Now, this is one area where Google, Microsoft, DropBox, and the other big players could step up and perform a public service. They could easily detect that hundreds of file changes are rolling in and that the files have been encrypted. They could then suspend the account pending your approval, thus preserving your originals. Or alternatively, they could provide a way to roll back your account a few days or weeks. But to date, none of them have owned up to the call to take a lead against ransomware.
So don’t expect your cloud drive to save your hide.
Ransomware Preparedness Step 3: Use a Real Offsite Backup Service
Offsite backup is different. Most offsite backup providers like CrashPlan, Mozy, Carbonite, and SOS keep a history of your backups. If you can determine the date when your machine got infected, you can wipe your hard drive then re-download the last clean version of your files.
It’s a simple solution that an astonishing number of businesses and home users still won’t do. It’s the ultimate case of penny-wise, dollar-stupid. Users won’t pay the equivalent of one lunch a month to protect their files, then they get strong-armed into paying $500+ to free their files from a hostage-taker. You have to assume you’ll be paying for one service or the other – protecting your files or freeing your files. Why not give your money to the legitimate business?

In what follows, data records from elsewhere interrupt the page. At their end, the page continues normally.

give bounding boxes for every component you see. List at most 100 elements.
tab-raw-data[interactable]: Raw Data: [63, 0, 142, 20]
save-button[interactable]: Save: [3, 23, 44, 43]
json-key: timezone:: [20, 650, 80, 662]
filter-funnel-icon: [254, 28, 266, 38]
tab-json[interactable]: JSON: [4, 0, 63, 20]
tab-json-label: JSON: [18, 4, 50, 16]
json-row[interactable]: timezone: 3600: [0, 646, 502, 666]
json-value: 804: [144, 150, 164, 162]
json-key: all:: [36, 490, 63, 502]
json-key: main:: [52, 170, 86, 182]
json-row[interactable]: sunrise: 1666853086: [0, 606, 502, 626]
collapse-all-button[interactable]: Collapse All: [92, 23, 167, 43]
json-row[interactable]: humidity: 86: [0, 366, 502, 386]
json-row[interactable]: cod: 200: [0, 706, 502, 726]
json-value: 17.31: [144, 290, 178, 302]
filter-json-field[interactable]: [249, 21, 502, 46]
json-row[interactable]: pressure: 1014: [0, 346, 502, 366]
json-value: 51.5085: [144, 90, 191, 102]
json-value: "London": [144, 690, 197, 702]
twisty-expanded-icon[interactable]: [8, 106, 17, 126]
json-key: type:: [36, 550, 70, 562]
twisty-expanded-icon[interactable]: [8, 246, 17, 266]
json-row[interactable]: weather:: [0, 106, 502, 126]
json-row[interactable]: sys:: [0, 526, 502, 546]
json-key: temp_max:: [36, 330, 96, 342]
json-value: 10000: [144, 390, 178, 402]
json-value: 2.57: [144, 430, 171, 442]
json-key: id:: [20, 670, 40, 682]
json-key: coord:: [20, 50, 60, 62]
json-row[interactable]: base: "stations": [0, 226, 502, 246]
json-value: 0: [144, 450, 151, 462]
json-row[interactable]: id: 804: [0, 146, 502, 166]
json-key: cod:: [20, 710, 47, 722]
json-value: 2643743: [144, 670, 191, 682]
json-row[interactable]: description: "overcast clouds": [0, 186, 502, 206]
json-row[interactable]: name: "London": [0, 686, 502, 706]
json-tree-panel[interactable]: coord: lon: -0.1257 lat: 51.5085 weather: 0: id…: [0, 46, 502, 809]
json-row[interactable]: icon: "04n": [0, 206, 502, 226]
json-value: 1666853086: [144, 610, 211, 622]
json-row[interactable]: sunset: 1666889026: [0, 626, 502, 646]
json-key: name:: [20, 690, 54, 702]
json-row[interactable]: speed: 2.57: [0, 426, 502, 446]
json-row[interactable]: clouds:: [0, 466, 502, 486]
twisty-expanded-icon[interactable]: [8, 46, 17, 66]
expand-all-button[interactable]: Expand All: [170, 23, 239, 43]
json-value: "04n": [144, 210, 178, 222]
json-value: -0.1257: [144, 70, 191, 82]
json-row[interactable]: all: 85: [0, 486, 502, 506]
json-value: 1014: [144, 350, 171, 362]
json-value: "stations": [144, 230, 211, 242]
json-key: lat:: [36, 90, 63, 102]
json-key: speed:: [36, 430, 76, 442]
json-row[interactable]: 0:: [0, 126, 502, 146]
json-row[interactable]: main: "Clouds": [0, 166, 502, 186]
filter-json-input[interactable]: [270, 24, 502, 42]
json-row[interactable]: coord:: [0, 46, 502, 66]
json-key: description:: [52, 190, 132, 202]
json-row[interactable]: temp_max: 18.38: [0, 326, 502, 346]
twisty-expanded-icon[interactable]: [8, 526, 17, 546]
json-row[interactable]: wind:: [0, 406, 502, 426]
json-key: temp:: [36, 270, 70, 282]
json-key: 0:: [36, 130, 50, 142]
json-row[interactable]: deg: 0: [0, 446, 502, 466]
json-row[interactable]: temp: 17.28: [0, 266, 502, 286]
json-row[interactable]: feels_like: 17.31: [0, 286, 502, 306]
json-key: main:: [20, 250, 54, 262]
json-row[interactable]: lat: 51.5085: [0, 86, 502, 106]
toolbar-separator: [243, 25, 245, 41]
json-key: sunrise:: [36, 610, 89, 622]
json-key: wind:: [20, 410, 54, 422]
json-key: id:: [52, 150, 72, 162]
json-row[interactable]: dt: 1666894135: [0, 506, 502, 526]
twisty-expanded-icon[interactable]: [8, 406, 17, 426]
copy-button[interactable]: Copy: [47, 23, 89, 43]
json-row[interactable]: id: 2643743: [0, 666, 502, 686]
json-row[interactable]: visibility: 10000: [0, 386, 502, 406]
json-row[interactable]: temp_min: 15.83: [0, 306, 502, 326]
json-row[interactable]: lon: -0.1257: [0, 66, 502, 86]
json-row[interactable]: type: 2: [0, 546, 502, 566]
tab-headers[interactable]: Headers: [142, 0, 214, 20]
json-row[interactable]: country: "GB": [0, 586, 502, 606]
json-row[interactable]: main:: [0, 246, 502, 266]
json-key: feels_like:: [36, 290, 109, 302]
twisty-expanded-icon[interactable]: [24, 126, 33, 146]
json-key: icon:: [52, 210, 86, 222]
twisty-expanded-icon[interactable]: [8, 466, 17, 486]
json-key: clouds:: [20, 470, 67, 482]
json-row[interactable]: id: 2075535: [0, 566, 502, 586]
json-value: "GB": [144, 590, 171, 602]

Ransomware Preparedness Step 4: Keep a Separate Backup
We are strong proponents of multiple backups. Given the delicate nature of digital content, you would be well-served to keep at least two current copies.
What kind of backup? Nothing elaborate. Get a large thumb drive or USB drive and make a habit of copying everything to it once a week. Burn some CDs or DVDs. Some of your data, like old bank records and financial records, will never change. So burn those items to a DVD then put them in a safe deposit box. In fact, wise users will segregate their data into two categories: Current and Archive. The Archive only needs to be backed up when you occasionally add to it. The Current data can be backed up weekly.
But here’s the important point: If you back up to an external drive, disconnect it as soon as you’re done with the backup. If you leave the drive connected, it will get taken hostage too!
Ransomware should give you a bit of a panic. Many users have lost their data permanently, even after paying the ransom. But with a little bit of caution and some planning on your part, you can keep a clean copy of your data safely out of their reach. Your memories and valuable documents are worth the little bit of effort.